Numerical study of boiling of Liquid Nitrogen on a liquid-liquid contact plane

TL;DR

This study uses numerical simulations to analyze boiling behaviors of liquid nitrogen on solid and liquid surfaces, revealing different boiling modes, bubble dynamics, and vapor film characteristics relevant for cryogenic applications.

Contribution

It provides new insights into multi-mode boiling phenomena and vapor film dynamics of LN2 on solid and water surfaces through detailed numerical analysis.

Findings

Bubble growth and heat flux increase linearly with superheat.

Asymmetry observed in bubble departure due to turbulence.

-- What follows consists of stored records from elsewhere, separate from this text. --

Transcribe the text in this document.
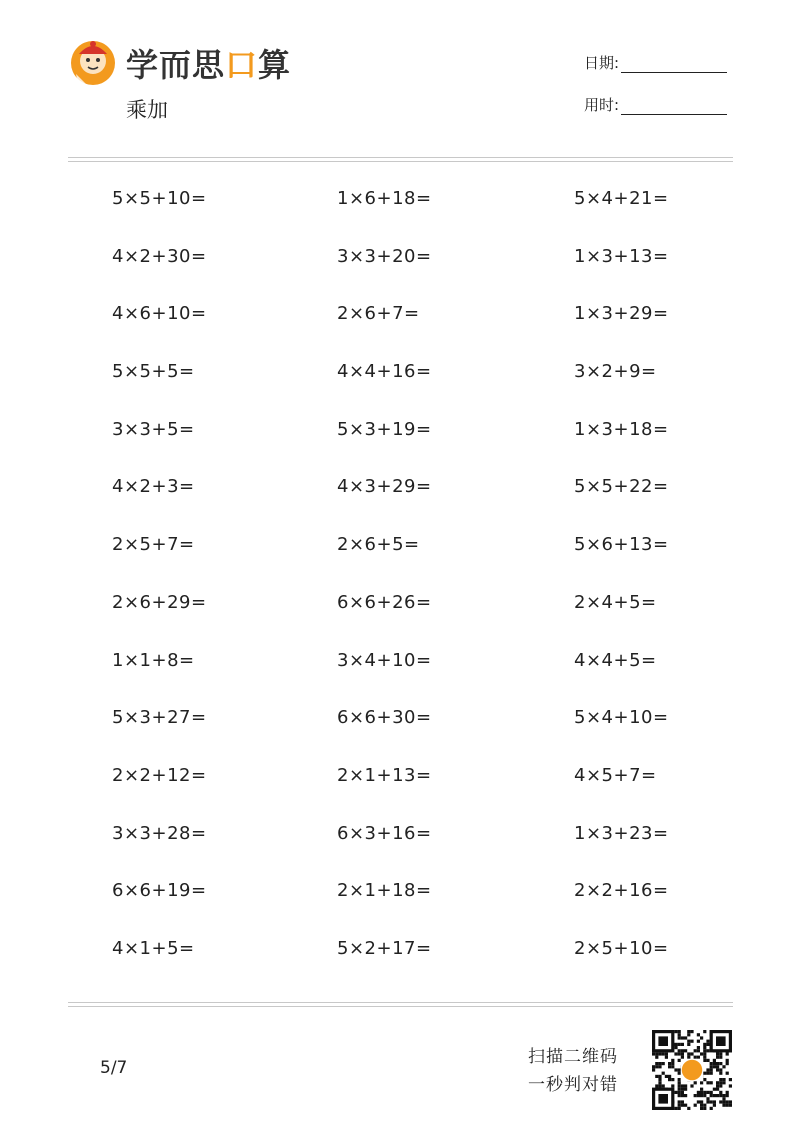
学而思口算
乘加
日期:
用时:
5×5+10=	1×6+18=	5×4+21=
4×2+30=	3×3+20=	1×3+13=
4×6+10=	2×6+7=	1×3+29=
5×5+5=	4×4+16=	3×2+9=
3×3+5=	5×3+19=	1×3+18=
4×2+3=	4×3+29=	5×5+22=
2×5+7=	2×6+5=	5×6+13=
2×6+29=	6×6+26=	2×4+5=
1×1+8=	3×4+10=	4×4+5=
5×3+27=	6×6+30=	5×4+10=
2×2+12=	2×1+13=	4×5+7=
3×3+28=	6×3+16=	1×3+23=
6×6+19=	2×1+18=	2×2+16=
4×1+5=	5×2+17=	2×5+10=
5/7
扫描二维码
一秒判对错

Vapor film thickness decreases to 7.62 micrometers before rupture.

Abstract

In this paper, a numerical study is conducted to investigate boiling of a cryogen on a solid surface as well as on a liquid surface. Both single mode and multi-mode boiling is reported for boiling on to a solid surface. In case of boiling on a liquid surface, liquid nitrogen is selected as the cryogen (boiling fluid) and water is chosen as the base fluid (heating fluid). Different flow instabilities and their underlying consequences during boiling of a cryogen are also discussed. For the boiling on a solid surface, in the single mode, bubble growth, its departure, and area weighted average heat flux are reported, where they increase linearly with increase in the wall superheat. Asymmetry in the bubble growth and departure of 2nd batch of the vapor bubbles have been observed due to local fluctuations and turbulence created just after the pinch off of the 1st batch of vapor bubbles in case of multi-mode boiling on the solid surface. Boiling of LN2 on a liquid surface is reported for a base fluid (Water) temperature of 300 K. Vapor film thickness decreases with time and the minimum film thickness just before rupture is 7.62 micrometer, dominance of thermocapillary over vapor thrust causes breaking of the vapor film at 0.0325s. The difference in evaporation rate and vapor generation, before and after vapor film collapse is significant.